When I first started writing this story, time travel wasn’t part of the plan. I had a different structure in mind—a straightforward adventure with high stakes, unique characters, and a bit of steampunk flair. But something unexpected happened. I wrote one chapter that completely veered off my outline. It took Mycroft, my main character, in a direction I hadn’t anticipated. And I loved it.

That chapter opened a door. It didn’t just deepen the plot—it showed me the story I actually wanted to write. Sometimes as a writer, your characters pull you into territory you hadn’t charted yet. That’s exactly what happened. Mycroft’s voice became so strong, so compelling, that I realized the entire story had to be told from his point of view. No switching perspectives. No omniscient narrator. Just him.
But that created a technical problem.

How could I show what was happening in other parts of the world, with other characters, if Mycroft wasn’t there to witness it? I didn’t want to jump heads or switch to third-person. I wanted to stay in his voice—intimate, reactive, flawed, clever. So I made a bold choice: time travel.
Time travel became my way of bending the rules of storytelling to fit the voice I’d already fallen in love with. With it, I could move Mycroft through moments he wasn’t “supposed” to witness. I could have him discover things out of order, piece together mysteries in the wrong timeline, and draw connections only someone who had crossed time could make. It gave me flexibility—and narrative freedom.
But more than that, time travel gave me a world.
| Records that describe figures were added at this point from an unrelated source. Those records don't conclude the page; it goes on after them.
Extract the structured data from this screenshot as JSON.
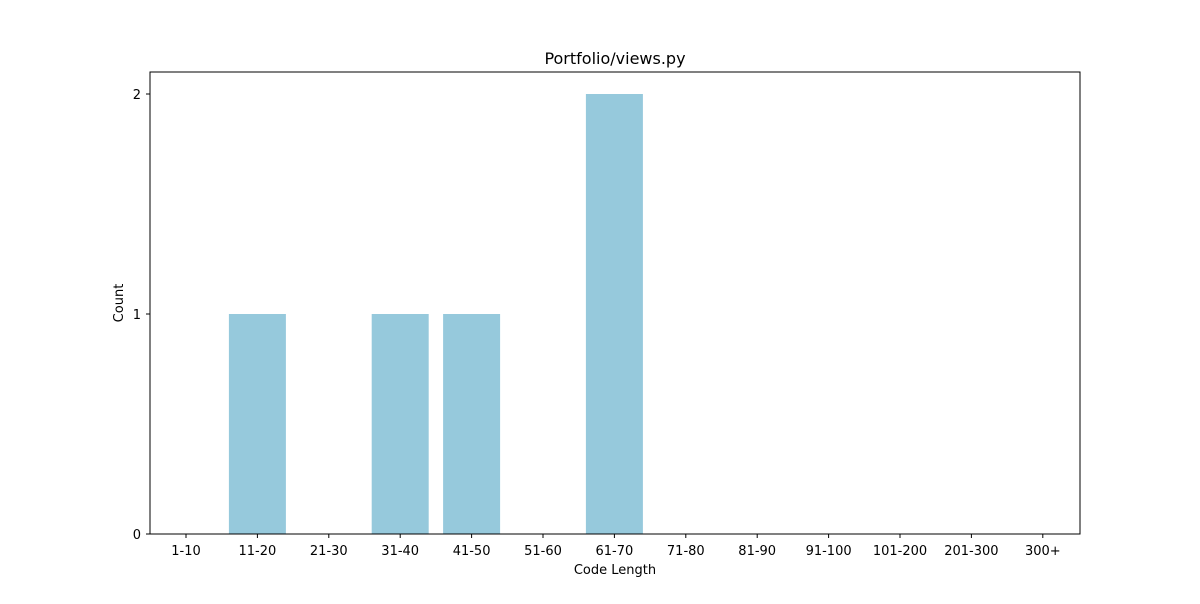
{
  "chart_data": {
    "type": "bar",
    "title": "Portfolio/views.py",
    "xlabel": "Code Length",
    "ylabel": "Count",
    "categories": [
      "1-10",
      "11-20",
      "21-30",
      "31-40",
      "41-50",
      "51-60",
      "61-70",
      "71-80",
      "81-90",
      "91-100",
      "101-200",
      "201-300",
      "300+"
    ],
    "values": [
      0,
      1,
      0,
      1,
      1,
      0,
      2,
      0,
      0,
      0,
      0,
      0,
      0
    ],
    "yticks": [
      "0",
      "1",
      "2"
    ],
    "ylim": [
      0,
      2.1
    ],
    "grid": false,
    "legend": false,
    "bar_color": "#96c9dc"
  }
}
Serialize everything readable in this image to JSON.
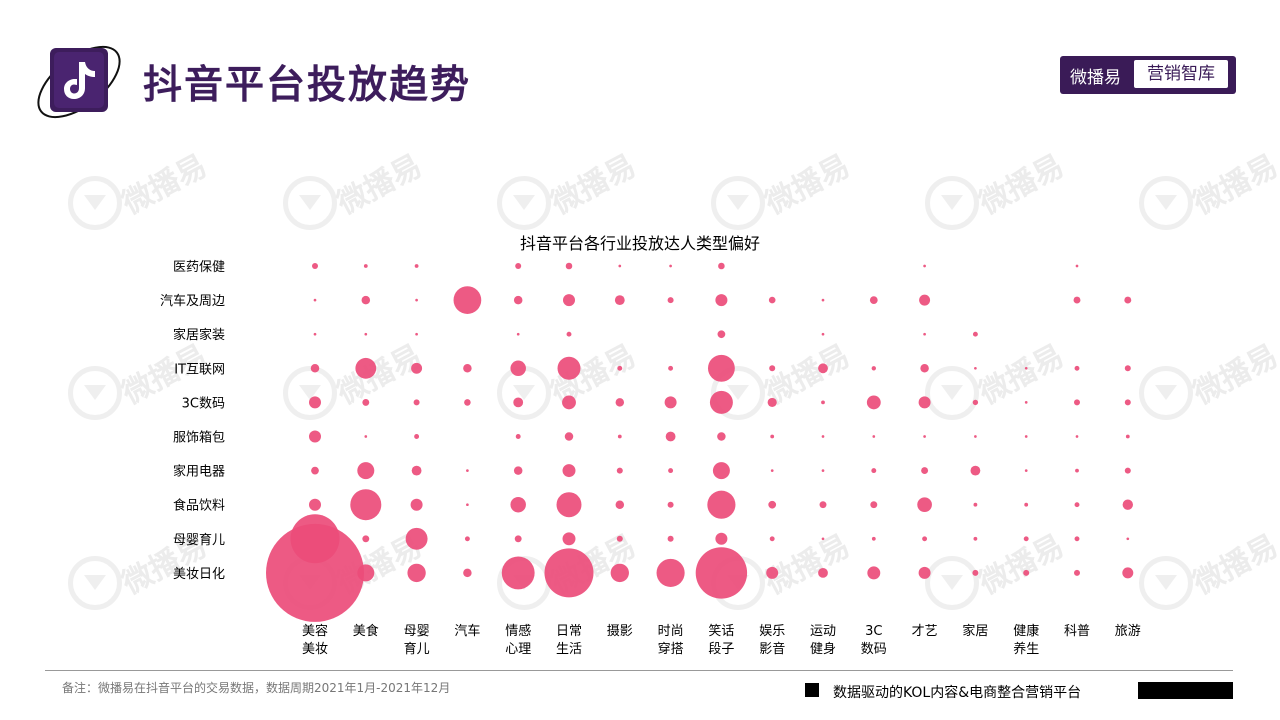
{
  "header": {
    "title": "抖音平台投放趋势",
    "brand_main": "微播易",
    "brand_box": "营销智库"
  },
  "watermark_text": "微播易",
  "colors": {
    "bubble": "#ec4c79",
    "title": "#3d1d5c",
    "brand_bg": "#3a1b57"
  },
  "chart_data": {
    "type": "bubble",
    "title": "抖音平台各行业投放达人类型偏好",
    "x_categories": [
      [
        "美容",
        "美妆"
      ],
      [
        "美食"
      ],
      [
        "母婴",
        "育儿"
      ],
      [
        "汽车"
      ],
      [
        "情感",
        "心理"
      ],
      [
        "日常",
        "生活"
      ],
      [
        "摄影"
      ],
      [
        "时尚",
        "穿搭"
      ],
      [
        "笑话",
        "段子"
      ],
      [
        "娱乐",
        "影音"
      ],
      [
        "运动",
        "健身"
      ],
      [
        "3C",
        "数码"
      ],
      [
        "才艺"
      ],
      [
        "家居"
      ],
      [
        "健康",
        "养生"
      ],
      [
        "科普"
      ],
      [
        "旅游"
      ]
    ],
    "y_categories": [
      "医药保健",
      "汽车及周边",
      "家居家装",
      "IT互联网",
      "3C数码",
      "服饰箱包",
      "家用电器",
      "食品饮料",
      "母婴育儿",
      "美妆日化"
    ],
    "values": [
      [
        1.5,
        0.6,
        0.6,
        0,
        1.5,
        1.8,
        0.3,
        0.3,
        1.8,
        0,
        0,
        0,
        0.3,
        0,
        0,
        0.3,
        0
      ],
      [
        0.3,
        3,
        0.3,
        32,
        3,
        6,
        4,
        1.5,
        6,
        1.8,
        0.3,
        2.5,
        5,
        0,
        0,
        2,
        2
      ],
      [
        0.3,
        0.3,
        0.3,
        0,
        0.3,
        1,
        0,
        0,
        2.5,
        0,
        0.3,
        0,
        0.3,
        1,
        0,
        0,
        0
      ],
      [
        3,
        18,
        5,
        3,
        10,
        22,
        1,
        1,
        30,
        1.5,
        4,
        0.8,
        3,
        0.3,
        0.3,
        1,
        1.5
      ],
      [
        6,
        2,
        1.5,
        1.8,
        4,
        8,
        3,
        6,
        22,
        3.5,
        0.6,
        8,
        6,
        1.2,
        0.3,
        1.5,
        1.5
      ],
      [
        6,
        0.3,
        1,
        0,
        1,
        3,
        0.6,
        4,
        3,
        0.6,
        0.3,
        0.3,
        0.3,
        0.3,
        0.3,
        0.3,
        0.6
      ],
      [
        2.5,
        12,
        4,
        0.3,
        3,
        7,
        1.5,
        1,
        12,
        0.3,
        0.3,
        1,
        2,
        4,
        0.3,
        0.6,
        1.5
      ],
      [
        6,
        40,
        6,
        0.3,
        10,
        26,
        3,
        1.5,
        33,
        2.5,
        2,
        2,
        9,
        0.6,
        0.6,
        1,
        4.5
      ],
      [
        100,
        2,
        20,
        1,
        2,
        7,
        1.5,
        1.5,
        6,
        1,
        0.3,
        0.6,
        1,
        0.6,
        1,
        1,
        0.3
      ],
      [
        400,
        12,
        14,
        3,
        45,
        100,
        14,
        33,
        110,
        6,
        4,
        7,
        6,
        1.5,
        1.5,
        1.5,
        5
      ]
    ]
  },
  "footer": {
    "note": "备注：微播易在抖音平台的交易数据，数据周期2021年1月-2021年12月",
    "slogan": "数据驱动的KOL内容&电商整合营销平台"
  }
}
It transformed the setting from a single track of events into a living, layered universe—one that spans generations, technologies, and secrets. It let me explore what changes, what stays the same, and how one boy caught between timelines might still shape the future.
So no, time travel wasn’t always part of the story. But once it showed up, it gave me the tools to tell the story the way it needed to be told. And now? I can’t imagine writing it any other way.